En effet, en plus d’importants intérêts économiques (pêche maritime surtout), l’Espagne dispose à Nouadhibou (au nord-ouest du pays) d’un imposant dispositif de sécurité composé d’éléments de la Guardia civil et de l'Équipe de coopération Internationale (ECI) conjointe de la police nationale, un poste avancé chargé d’empêcher les flux de migrants clandestins de rejoindre illégalement les Iles Canaries à partir du couloir Atlantique longeant la Mauritanie. Des patrouilles maritimes mixtes, avec les garde-côtes mauritaniens, soutenues par des missions de reconnaissance aériennes, ont permis de quasiment fermer cette voie d’accès à l’Europe. D’ailleurs, Josep Borell a rendu visite aux forces espagnoles présentes à Nouadhibou depuis maintenant dix ans, devant lesquelles il «a salué la coopération exemplaire entre les deux pays en matière de migration et de sécurité».
Lire aussi : 20 ans de règne. EP12. Sahara: le développement contre l'immobilisme
C’est justement ce souci sécuritaire qui a poussé le chef de la diplomatie espagnole à sonner le tocsin pour mettre le holà aux obstructions que le Polisario mène sporadiquement dans les parages du passage d’El Guerguerat. Surtout que la petite portion de la côte Atlantique incluse dans la zone tampon peut servir de point de départ vers l’Europe pour des migrants clandestins, des trafiquants de drogue ou des terroristes. Il a été soutenu dans cette démarche par un autre haut diplomate espagnol, Angel Losada, le représentant spécial de l'Union européenne auprès du G5 Sahel, lui aussi reçu au palais présidentiel par Ghazouani, auquel il a exprimé les mêmes inquiétudes et la nécessité d’y faire face.

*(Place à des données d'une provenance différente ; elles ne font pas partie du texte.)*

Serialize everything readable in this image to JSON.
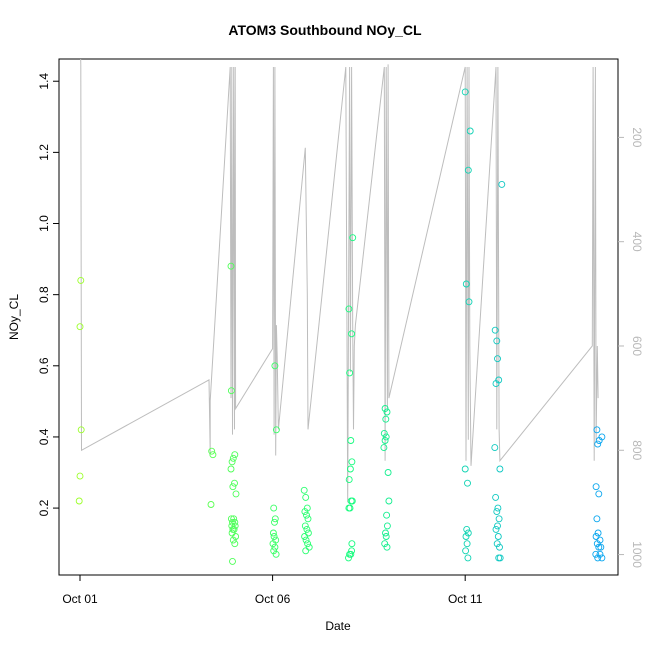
{
  "chart_data": {
    "type": "scatter",
    "title": "ATOM3 Southbound NOy_CL",
    "xlabel": "Date",
    "ylabel": "NOy_CL",
    "x_ticks": [
      {
        "label": "Oct 01",
        "value": 1.0
      },
      {
        "label": "Oct 06",
        "value": 6.0
      },
      {
        "label": "Oct 11",
        "value": 11.0
      }
    ],
    "xlim": [
      1.0,
      14.5
    ],
    "ylim": [
      0.04,
      1.44
    ],
    "y_ticks": [
      0.2,
      0.4,
      0.6,
      0.8,
      1.0,
      1.2,
      1.4
    ],
    "y2_label": "",
    "y2_ticks": [
      200,
      400,
      600,
      800,
      1000
    ],
    "y2lim": [
      1020,
      65
    ],
    "grid": false,
    "colors": {
      "points_start": "#9cff2a",
      "points_mid": "#18ff7a",
      "points_end": "#0aa6f0",
      "altitude_line": "#bdbdbd",
      "axis": "#000000",
      "right_axis": "#b8b8b8"
    },
    "series": [
      {
        "kind": "points",
        "points": [
          [
            1.02,
            0.84
          ],
          [
            1.0,
            0.71
          ],
          [
            1.03,
            0.42
          ],
          [
            1.0,
            0.29
          ],
          [
            0.98,
            0.22
          ],
          [
            4.42,
            0.36
          ],
          [
            4.45,
            0.35
          ],
          [
            4.4,
            0.21
          ],
          [
            4.92,
            0.88
          ],
          [
            4.93,
            0.53
          ],
          [
            4.92,
            0.31
          ],
          [
            5.02,
            0.35
          ],
          [
            4.98,
            0.34
          ],
          [
            4.95,
            0.33
          ],
          [
            5.01,
            0.27
          ],
          [
            4.97,
            0.26
          ],
          [
            5.05,
            0.24
          ],
          [
            4.93,
            0.17
          ],
          [
            4.96,
            0.16
          ],
          [
            4.99,
            0.17
          ],
          [
            5.02,
            0.16
          ],
          [
            4.94,
            0.15
          ],
          [
            4.97,
            0.14
          ],
          [
            5.0,
            0.14
          ],
          [
            5.03,
            0.15
          ],
          [
            4.95,
            0.13
          ],
          [
            5.04,
            0.12
          ],
          [
            4.98,
            0.11
          ],
          [
            5.02,
            0.1
          ],
          [
            4.96,
            0.05
          ],
          [
            6.06,
            0.6
          ],
          [
            6.1,
            0.42
          ],
          [
            6.03,
            0.2
          ],
          [
            6.07,
            0.17
          ],
          [
            6.05,
            0.16
          ],
          [
            6.02,
            0.13
          ],
          [
            6.04,
            0.12
          ],
          [
            6.08,
            0.11
          ],
          [
            6.01,
            0.1
          ],
          [
            6.06,
            0.09
          ],
          [
            6.03,
            0.08
          ],
          [
            6.09,
            0.07
          ],
          [
            6.82,
            0.25
          ],
          [
            6.86,
            0.23
          ],
          [
            6.9,
            0.2
          ],
          [
            6.84,
            0.19
          ],
          [
            6.88,
            0.18
          ],
          [
            6.92,
            0.17
          ],
          [
            6.85,
            0.15
          ],
          [
            6.89,
            0.14
          ],
          [
            6.93,
            0.13
          ],
          [
            6.83,
            0.12
          ],
          [
            6.87,
            0.11
          ],
          [
            6.91,
            0.1
          ],
          [
            6.95,
            0.09
          ],
          [
            6.86,
            0.08
          ],
          [
            7.98,
            0.76
          ],
          [
            8.08,
            0.96
          ],
          [
            8.05,
            0.69
          ],
          [
            8.0,
            0.58
          ],
          [
            8.03,
            0.39
          ],
          [
            8.06,
            0.33
          ],
          [
            8.02,
            0.31
          ],
          [
            7.99,
            0.28
          ],
          [
            8.07,
            0.22
          ],
          [
            8.04,
            0.22
          ],
          [
            7.98,
            0.2
          ],
          [
            8.01,
            0.2
          ],
          [
            8.05,
            0.08
          ],
          [
            8.0,
            0.07
          ],
          [
            8.03,
            0.07
          ],
          [
            7.97,
            0.06
          ],
          [
            8.06,
            0.1
          ],
          [
            8.92,
            0.48
          ],
          [
            8.97,
            0.47
          ],
          [
            8.94,
            0.45
          ],
          [
            8.9,
            0.41
          ],
          [
            8.95,
            0.4
          ],
          [
            8.92,
            0.39
          ],
          [
            8.89,
            0.37
          ],
          [
            9.0,
            0.3
          ],
          [
            9.02,
            0.22
          ],
          [
            8.96,
            0.18
          ],
          [
            8.98,
            0.15
          ],
          [
            8.93,
            0.13
          ],
          [
            8.95,
            0.12
          ],
          [
            8.91,
            0.1
          ],
          [
            8.97,
            0.09
          ],
          [
            11.0,
            1.37
          ],
          [
            11.13,
            1.26
          ],
          [
            11.08,
            1.15
          ],
          [
            11.03,
            0.83
          ],
          [
            11.1,
            0.78
          ],
          [
            11.0,
            0.31
          ],
          [
            11.06,
            0.27
          ],
          [
            11.04,
            0.14
          ],
          [
            11.08,
            0.13
          ],
          [
            11.02,
            0.12
          ],
          [
            11.05,
            0.1
          ],
          [
            11.01,
            0.08
          ],
          [
            11.07,
            0.06
          ],
          [
            11.78,
            0.7
          ],
          [
            11.82,
            0.67
          ],
          [
            11.84,
            0.62
          ],
          [
            11.87,
            0.56
          ],
          [
            11.8,
            0.55
          ],
          [
            11.95,
            1.11
          ],
          [
            11.77,
            0.37
          ],
          [
            11.9,
            0.31
          ],
          [
            11.79,
            0.23
          ],
          [
            11.85,
            0.2
          ],
          [
            11.82,
            0.19
          ],
          [
            11.88,
            0.17
          ],
          [
            11.84,
            0.15
          ],
          [
            11.8,
            0.14
          ],
          [
            11.86,
            0.12
          ],
          [
            11.83,
            0.1
          ],
          [
            11.89,
            0.09
          ],
          [
            11.87,
            0.06
          ],
          [
            11.91,
            0.06
          ],
          [
            14.42,
            0.42
          ],
          [
            14.48,
            0.39
          ],
          [
            14.55,
            0.4
          ],
          [
            14.44,
            0.38
          ],
          [
            14.4,
            0.26
          ],
          [
            14.47,
            0.24
          ],
          [
            14.42,
            0.17
          ],
          [
            14.45,
            0.13
          ],
          [
            14.4,
            0.12
          ],
          [
            14.5,
            0.11
          ],
          [
            14.43,
            0.1
          ],
          [
            14.47,
            0.09
          ],
          [
            14.52,
            0.09
          ],
          [
            14.39,
            0.07
          ],
          [
            14.44,
            0.06
          ],
          [
            14.5,
            0.07
          ],
          [
            14.55,
            0.06
          ]
        ]
      },
      {
        "kind": "altitude_line",
        "points": [
          [
            1.0,
            0
          ],
          [
            1.02,
            60
          ],
          [
            1.04,
            800
          ],
          [
            4.35,
            665
          ],
          [
            4.38,
            805
          ],
          [
            4.38,
            705
          ],
          [
            4.9,
            65
          ],
          [
            4.92,
            700
          ],
          [
            4.94,
            65
          ],
          [
            4.96,
            770
          ],
          [
            4.99,
            65
          ],
          [
            5.01,
            760
          ],
          [
            5.03,
            65
          ],
          [
            5.04,
            720
          ],
          [
            6.0,
            605
          ],
          [
            6.02,
            65
          ],
          [
            6.04,
            770
          ],
          [
            6.06,
            65
          ],
          [
            6.08,
            810
          ],
          [
            6.1,
            560
          ],
          [
            6.12,
            620
          ],
          [
            6.15,
            760
          ],
          [
            6.85,
            220
          ],
          [
            6.9,
            500
          ],
          [
            6.92,
            760
          ],
          [
            7.9,
            65
          ],
          [
            7.95,
            900
          ],
          [
            8.0,
            65
          ],
          [
            8.02,
            650
          ],
          [
            8.05,
            65
          ],
          [
            8.08,
            560
          ],
          [
            8.1,
            760
          ],
          [
            8.12,
            600
          ],
          [
            8.15,
            560
          ],
          [
            8.9,
            65
          ],
          [
            8.92,
            820
          ],
          [
            8.95,
            65
          ],
          [
            8.98,
            720
          ],
          [
            9.0,
            60
          ],
          [
            9.02,
            700
          ],
          [
            11.0,
            65
          ],
          [
            11.02,
            820
          ],
          [
            11.05,
            65
          ],
          [
            11.08,
            780
          ],
          [
            11.1,
            65
          ],
          [
            11.12,
            600
          ],
          [
            11.15,
            830
          ],
          [
            11.8,
            65
          ],
          [
            11.82,
            760
          ],
          [
            11.85,
            65
          ],
          [
            11.88,
            760
          ],
          [
            11.9,
            820
          ],
          [
            14.3,
            600
          ],
          [
            14.32,
            65
          ],
          [
            14.35,
            820
          ],
          [
            14.38,
            65
          ],
          [
            14.4,
            780
          ],
          [
            14.43,
            600
          ],
          [
            14.45,
            700
          ]
        ]
      }
    ]
  }
}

Il faut ajouter qu’en plus des préoccupations sécuritaires, les intérêts économiques de l’Union européenne sont également en jeu car de nombreux camions frigorifiques espagnols (chargés de poisson) partant de Nouadhibou, et de marchandises venant d’Europe empruntent régulièrement cette voie terrestre reliant le Maroc à la Mauritanie. Pour l’Espagne, il s’agit donc bien d’une frontière marocco-mauritanienne, puisqu’elle exige désormais que ces deux pays voisins prennent leurs responsabilités en mettant sur pied une force commune qui aura pour mission de sécuriser l’important trafic routier de marchandises entre l’Union européenne, le Maroc et le continent africain.
Pour sa part, et sur la foi d’un récent reportage au Sahara marocain réalisé par le quotidien new-yorkais The Wall Street Journal, et publié dimanche dernier, l’administration américaine aurait toujours soutenu, en privé du moins, la marocanité du Sahara. En effet, pour les Etats-Unis, l’option indépendantiste comme solution au conflit saharien est écartée, même si John Bolton, conseiller à la sécurité nationale de Donald Trump, «met le poids de la Maison-Blanche derrière un plan litigieux pour résoudre le conflit du Sahara occidental en serrant la vis aux Nations Unies et en essayant de forcer les parties rivales à conclure un accord», écrit The Wall Street Journal. Et de conclure que les hauts responsables américains ont toujours et «clairement fait savoir que Washington ne soutiendrait pas un plan visant à créer un nouvel Etat en Afrique».